You May Have A Jihadist Next Door


Not long ago I read an article from Gatestone Institute, that Islamists have infiltrated the Swedish Government. And as if this wasn’t enough, April was the month this year when the Islamist scandals came out in the light, from inside the Green Party (Miljöpartiet) and the scandals replaced one after the other. The Green Party sits in Sweden’s government, along with its coalition partner, the Social Democrats (Socialdemokraterna). They have made themselves known as a party favouring open borders, and with a passionate love for multiculturalism. In other words, BRAIN-DAMAGED.


These infatuations are precisely why the party has been a perfect candidate for Islamist infiltration. Within the Green Party, even to ask the question whether Muslims view Islam as a political force has been considered rude and “Islamophobic.”. And just think about it! These so-called individuals we have let inside our borders are making plans and intriguing everywhere. It could be in the apartment next door or at any localization near both you and me and our families. Because radical Islamist organizations are sprouting up all over the world, perhaps even in your own backyard. The author of this film (below) attempted to infiltrate one such extremist group in Britain. Over the course of two years, he gained unfettered access to their inner workings, and even rubbed shoulders with one of the most notorious ISIS militants on the international stage. The new documentary The Jihadist Next Door is the chronicle of this investigation.

When we’re first introduced to Abu Rumaysah, he could pass for any working-class family man. Then he invites us into his storage unit where he keeps flags and other memorabilia representative of the Islamic State. A young father of four who operates a children’s party supply business, Rumaysah has been radicalized for over a decade, and is a strong advocate for the implementation of strict Sharia law in the United Kingdom. He threatens escalating waves of violence if the British government continues in their attempts to oppress and persecute members of his movement. Rumaysah will soon be known across the globe by a different name – Siddhartha Dhar – after he participates in the taped execution of suspected spies against ISIS.

The film shows us the growing tensions and physical altercations that result when Kurdish activists butt heads with radical Islamic recruiters on a busy public street. We’re given insights into the philosophy of these radicalized figures, and we learn of their motivations for fighting against a democratic system that they feel unfairly marginalized and stigmatized by. One interview subject responds to the horrendous Paris attacks as an example of “the chickens coming home to roost.”
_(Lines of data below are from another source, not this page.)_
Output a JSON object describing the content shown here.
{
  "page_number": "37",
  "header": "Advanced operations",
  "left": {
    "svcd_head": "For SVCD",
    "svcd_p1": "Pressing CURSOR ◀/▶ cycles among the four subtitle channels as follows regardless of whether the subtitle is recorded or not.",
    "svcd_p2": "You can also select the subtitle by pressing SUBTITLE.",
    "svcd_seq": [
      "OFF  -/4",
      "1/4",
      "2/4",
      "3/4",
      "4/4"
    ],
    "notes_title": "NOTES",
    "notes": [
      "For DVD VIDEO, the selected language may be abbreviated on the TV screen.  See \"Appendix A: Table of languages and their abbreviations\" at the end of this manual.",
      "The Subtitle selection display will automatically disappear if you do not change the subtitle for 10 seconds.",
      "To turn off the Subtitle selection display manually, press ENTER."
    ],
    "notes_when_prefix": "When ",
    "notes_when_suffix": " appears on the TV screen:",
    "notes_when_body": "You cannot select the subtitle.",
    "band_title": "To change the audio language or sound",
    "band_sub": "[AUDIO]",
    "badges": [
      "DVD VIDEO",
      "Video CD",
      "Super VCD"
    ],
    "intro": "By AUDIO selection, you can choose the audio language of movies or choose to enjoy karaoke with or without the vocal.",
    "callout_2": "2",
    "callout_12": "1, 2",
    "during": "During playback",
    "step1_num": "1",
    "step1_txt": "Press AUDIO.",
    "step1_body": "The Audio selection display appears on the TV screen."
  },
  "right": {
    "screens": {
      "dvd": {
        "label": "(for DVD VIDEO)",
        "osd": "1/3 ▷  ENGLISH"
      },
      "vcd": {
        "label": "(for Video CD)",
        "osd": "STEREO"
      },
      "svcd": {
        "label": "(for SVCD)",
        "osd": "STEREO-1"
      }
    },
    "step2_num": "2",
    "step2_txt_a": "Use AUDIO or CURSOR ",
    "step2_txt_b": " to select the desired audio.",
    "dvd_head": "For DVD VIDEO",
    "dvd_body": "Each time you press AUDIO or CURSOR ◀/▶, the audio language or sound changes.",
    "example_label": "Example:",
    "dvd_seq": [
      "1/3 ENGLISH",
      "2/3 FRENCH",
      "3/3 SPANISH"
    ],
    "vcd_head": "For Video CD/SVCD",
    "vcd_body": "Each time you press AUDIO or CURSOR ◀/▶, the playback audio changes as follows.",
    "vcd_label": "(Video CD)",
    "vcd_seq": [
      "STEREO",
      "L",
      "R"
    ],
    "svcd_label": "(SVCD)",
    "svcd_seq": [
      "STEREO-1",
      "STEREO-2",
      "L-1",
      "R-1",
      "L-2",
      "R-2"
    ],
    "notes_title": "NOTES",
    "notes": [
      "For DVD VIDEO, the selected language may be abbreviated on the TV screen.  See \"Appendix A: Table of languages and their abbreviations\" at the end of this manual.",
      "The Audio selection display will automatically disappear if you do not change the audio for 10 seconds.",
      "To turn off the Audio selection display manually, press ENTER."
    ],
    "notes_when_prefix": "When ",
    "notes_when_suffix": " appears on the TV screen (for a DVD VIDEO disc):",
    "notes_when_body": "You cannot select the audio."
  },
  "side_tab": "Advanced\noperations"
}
The underground movement we witness brewing in the UK is just a single stitch in the fabric of a worldwide tapestry of homegrown terrorism. The Jihadist Next Door provides a platform from which a few of these terrorist sympathizers can plead their case, which is a dynamic that creates great conflict within the filmmaker himself. But with ISIS-inspired attacks on the rise in various regions around the world, it would be irresponsible of us to avoid a deeper understanding of the dark forces we face.